Desde una patética secuencial inicial con un niño insoportable, idiota y gritón, la película muestra sus cartas de secuela: sigue la historia de la primera parte y sitúa la acción en el día 23 de actividad monstruosa-de-la-muerte.
Contradictoriamente con el cliché del género no repite heroína. ¿Para qué? Si hay otro cliché que le va como anillo al dedo al engendro: un autobús con un equipo de instituto y animadoras buenorras incluidas. Sumémosle que el padre del mocoso insoportable se ha visto todas las temporadas de “El equipo A” y reclama venganza. Y terminemos por darle algún poder paranormal a una de las sexy-animadoras. Bien, ya tenemos secuela para arrasar en taquilla.

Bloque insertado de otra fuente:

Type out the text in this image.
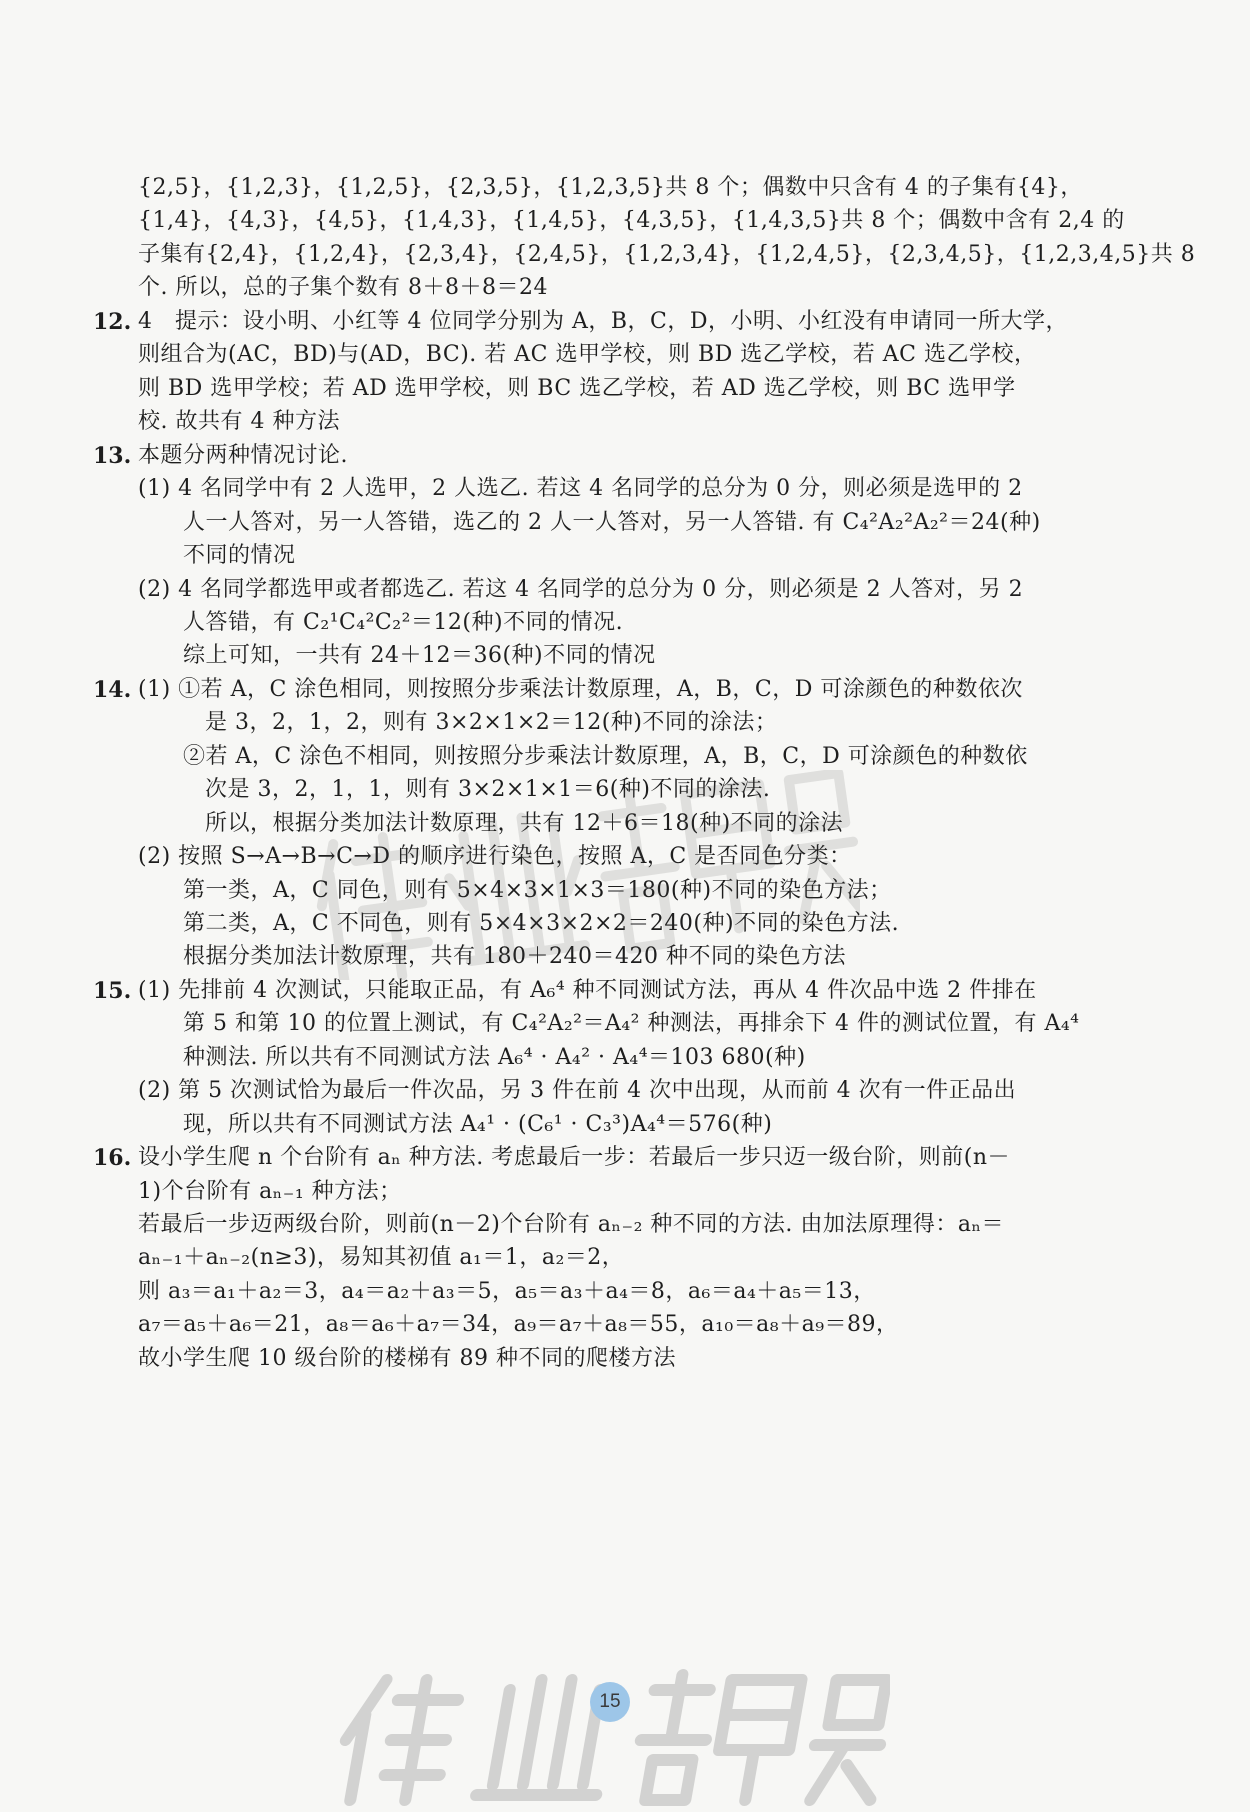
{2,5}，{1,2,3}，{1,2,5}，{2,3,5}，{1,2,3,5}共 8 个；偶数中只含有 4 的子集有{4}，
{1,4}，{4,3}，{4,5}，{1,4,3}，{1,4,5}，{4,3,5}，{1,4,3,5}共 8 个；偶数中含有 2,4 的
子集有{2,4}，{1,2,4}，{2,3,4}，{2,4,5}，{1,2,3,4}，{1,2,4,5}，{2,3,4,5}，{1,2,3,4,5}共 8
个. 所以，总的子集个数有 8＋8＋8＝24
12. 4　提示：设小明、小红等 4 位同学分别为 A，B，C，D，小明、小红没有申请同一所大学，
则组合为(AC，BD)与(AD，BC). 若 AC 选甲学校，则 BD 选乙学校，若 AC 选乙学校，
则 BD 选甲学校；若 AD 选甲学校，则 BC 选乙学校，若 AD 选乙学校，则 BC 选甲学
校. 故共有 4 种方法
13. 本题分两种情况讨论.
(1) 4 名同学中有 2 人选甲，2 人选乙. 若这 4 名同学的总分为 0 分，则必须是选甲的 2
人一人答对，另一人答错，选乙的 2 人一人答对，另一人答错. 有 C₄²A₂²A₂²＝24(种)
不同的情况
(2) 4 名同学都选甲或者都选乙. 若这 4 名同学的总分为 0 分，则必须是 2 人答对，另 2
人答错，有 C₂¹C₄²C₂²＝12(种)不同的情况.
综上可知，一共有 24＋12＝36(种)不同的情况
14. (1) ①若 A，C 涂色相同，则按照分步乘法计数原理，A，B，C，D 可涂颜色的种数依次
是 3，2，1，2，则有 3×2×1×2＝12(种)不同的涂法；
②若 A，C 涂色不相同，则按照分步乘法计数原理，A，B，C，D 可涂颜色的种数依
次是 3，2，1，1，则有 3×2×1×1＝6(种)不同的涂法.
所以，根据分类加法计数原理，共有 12＋6＝18(种)不同的涂法
(2) 按照 S→A→B→C→D 的顺序进行染色，按照 A，C 是否同色分类：
第一类，A，C 同色，则有 5×4×3×1×3＝180(种)不同的染色方法；
第二类，A，C 不同色，则有 5×4×3×2×2＝240(种)不同的染色方法.
根据分类加法计数原理，共有 180＋240＝420 种不同的染色方法
15. (1) 先排前 4 次测试，只能取正品，有 A₆⁴ 种不同测试方法，再从 4 件次品中选 2 件排在
第 5 和第 10 的位置上测试，有 C₄²A₂²＝A₄² 种测法，再排余下 4 件的测试位置，有 A₄⁴
种测法. 所以共有不同测试方法 A₆⁴ · A₄² · A₄⁴＝103 680(种)
(2) 第 5 次测试恰为最后一件次品，另 3 件在前 4 次中出现，从而前 4 次有一件正品出
现，所以共有不同测试方法 A₄¹ · (C₆¹ · C₃³)A₄⁴＝576(种)
16. 设小学生爬 n 个台阶有 aₙ 种方法. 考虑最后一步：若最后一步只迈一级台阶，则前(n－
1)个台阶有 aₙ₋₁ 种方法；
若最后一步迈两级台阶，则前(n－2)个台阶有 aₙ₋₂ 种不同的方法. 由加法原理得：aₙ＝
aₙ₋₁＋aₙ₋₂(n≥3)，易知其初值 a₁＝1，a₂＝2，
则 a₃＝a₁＋a₂＝3，a₄＝a₂＋a₃＝5，a₅＝a₃＋a₄＝8，a₆＝a₄＋a₅＝13，
a₇＝a₅＋a₆＝21，a₈＝a₆＋a₇＝34，a₉＝a₇＋a₈＝55，a₁₀＝a₈＋a₉＝89，
故小学生爬 10 级台阶的楼梯有 89 种不同的爬楼方法
15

Obviamente la famosa e incoherente “fragoneta” de la primera parte desaparece misteriosamente. ¿Habrá llegado el carné por puntos al condado de Poho? ¿Tendrá el bicho miedo de acabar como Farruquito? ¿Se habrá dado cuenta el guionista de la bochornosa tomadura de pelo?

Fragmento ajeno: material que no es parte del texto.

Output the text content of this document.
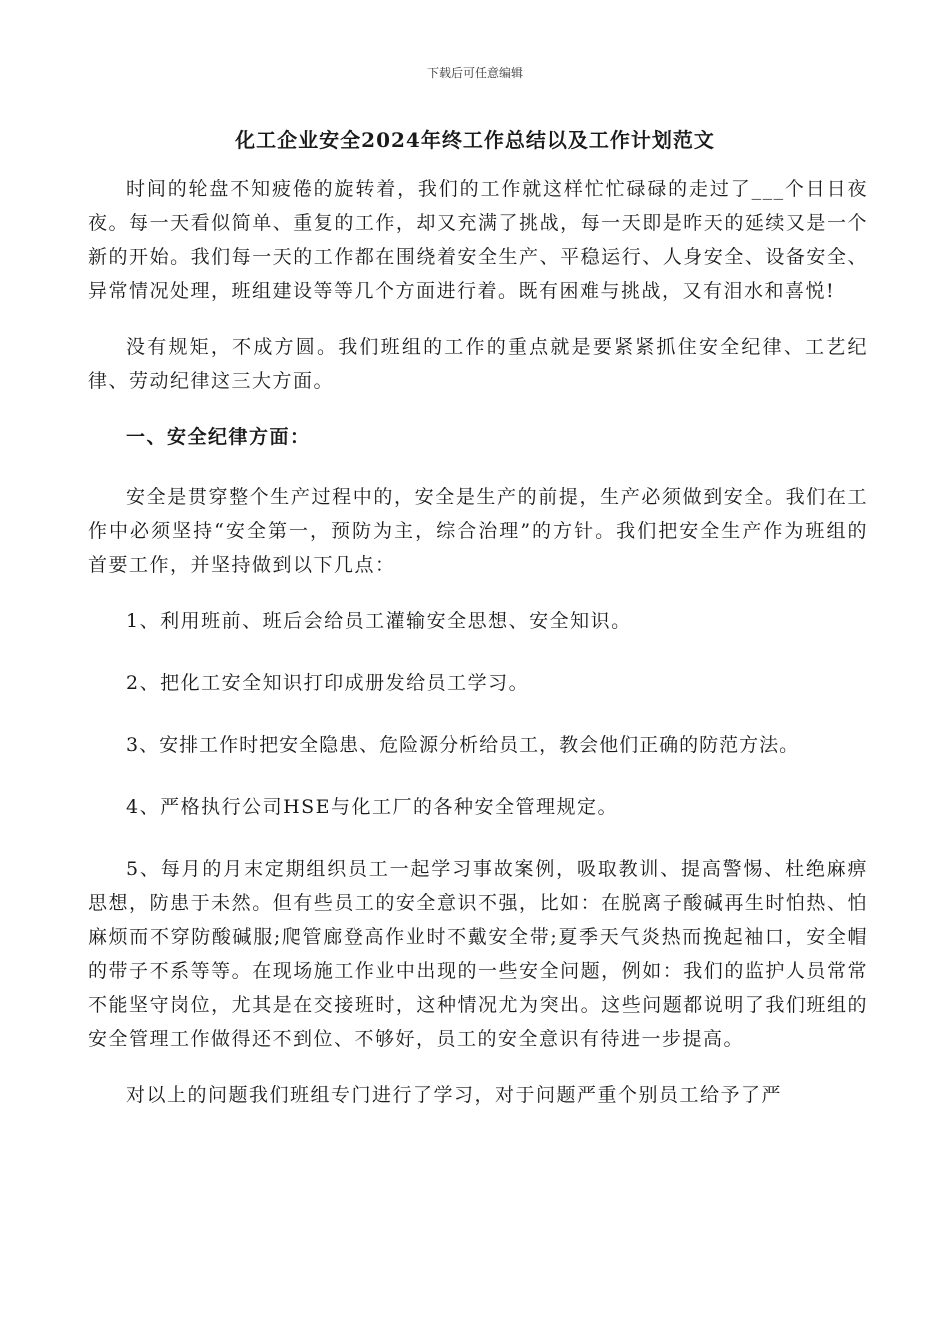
下载后可任意编辑
化工企业安全2024年终工作总结以及工作计划范文

时间的轮盘不知疲倦的旋转着，我们的工作就这样忙忙碌碌的走过了___个日日夜夜。每一天看似简单、重复的工作，却又充满了挑战，每一天即是昨天的延续又是一个新的开始。我们每一天的工作都在围绕着安全生产、平稳运行、人身安全、设备安全、异常情况处理，班组建设等等几个方面进行着。既有困难与挑战，又有泪水和喜悦!

没有规矩，不成方圆。我们班组的工作的重点就是要紧紧抓住安全纪律、工艺纪律、劳动纪律这三大方面。

一、安全纪律方面：

安全是贯穿整个生产过程中的，安全是生产的前提，生产必须做到安全。我们在工作中必须坚持“安全第一，预防为主，综合治理”的方针。我们把安全生产作为班组的首要工作，并坚持做到以下几点：

1、利用班前、班后会给员工灌输安全思想、安全知识。

2、把化工安全知识打印成册发给员工学习。

3、安排工作时把安全隐患、危险源分析给员工，教会他们正确的防范方法。

4、严格执行公司HSE与化工厂的各种安全管理规定。

5、每月的月末定期组织员工一起学习事故案例，吸取教训、提高警惕、杜绝麻痹思想，防患于未然。但有些员工的安全意识不强，比如：在脱离子酸碱再生时怕热、怕麻烦而不穿防酸碱服;爬管廊登高作业时不戴安全带;夏季天气炎热而挽起袖口，安全帽的带子不系等等。在现场施工作业中出现的一些安全问题，例如：我们的监护人员常常不能坚守岗位，尤其是在交接班时，这种情况尤为突出。这些问题都说明了我们班组的安全管理工作做得还不到位、不够好，员工的安全意识有待进一步提高。

对以上的问题我们班组专门进行了学习，对于问题严重个别员工给予了严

En fin, que el bicho-alado-ex–esnifador-de-coca-y-asesino-envidioso que se fabrica esta vez shurikens en sus ratos libres, vuelve a hacer de las suyas para desgracia del personal, y encima ya puestos es indestructible. ¡Vivan las secuelas y los guionistas sin moral!
spoiler:
Pues bueno, tenemos bicho indestructible, pero también a una panda de retrasados mentales. ¿No era más fácil trocearle en la minipimer y quemarlo en un horno una vez derrotado? ¿Para qué? ¡Le dejaremos colgado durante otros 23 años en un pajar y sacaremos unos dólares enseñando a los turistas la criatura! ¿? ¡Gran idea!
Además, ¿estamos en el 2024? ¿Tan poco han cambiado las cosas en la América profunda? ¿Tan poco? ¡¿TAN POCO?!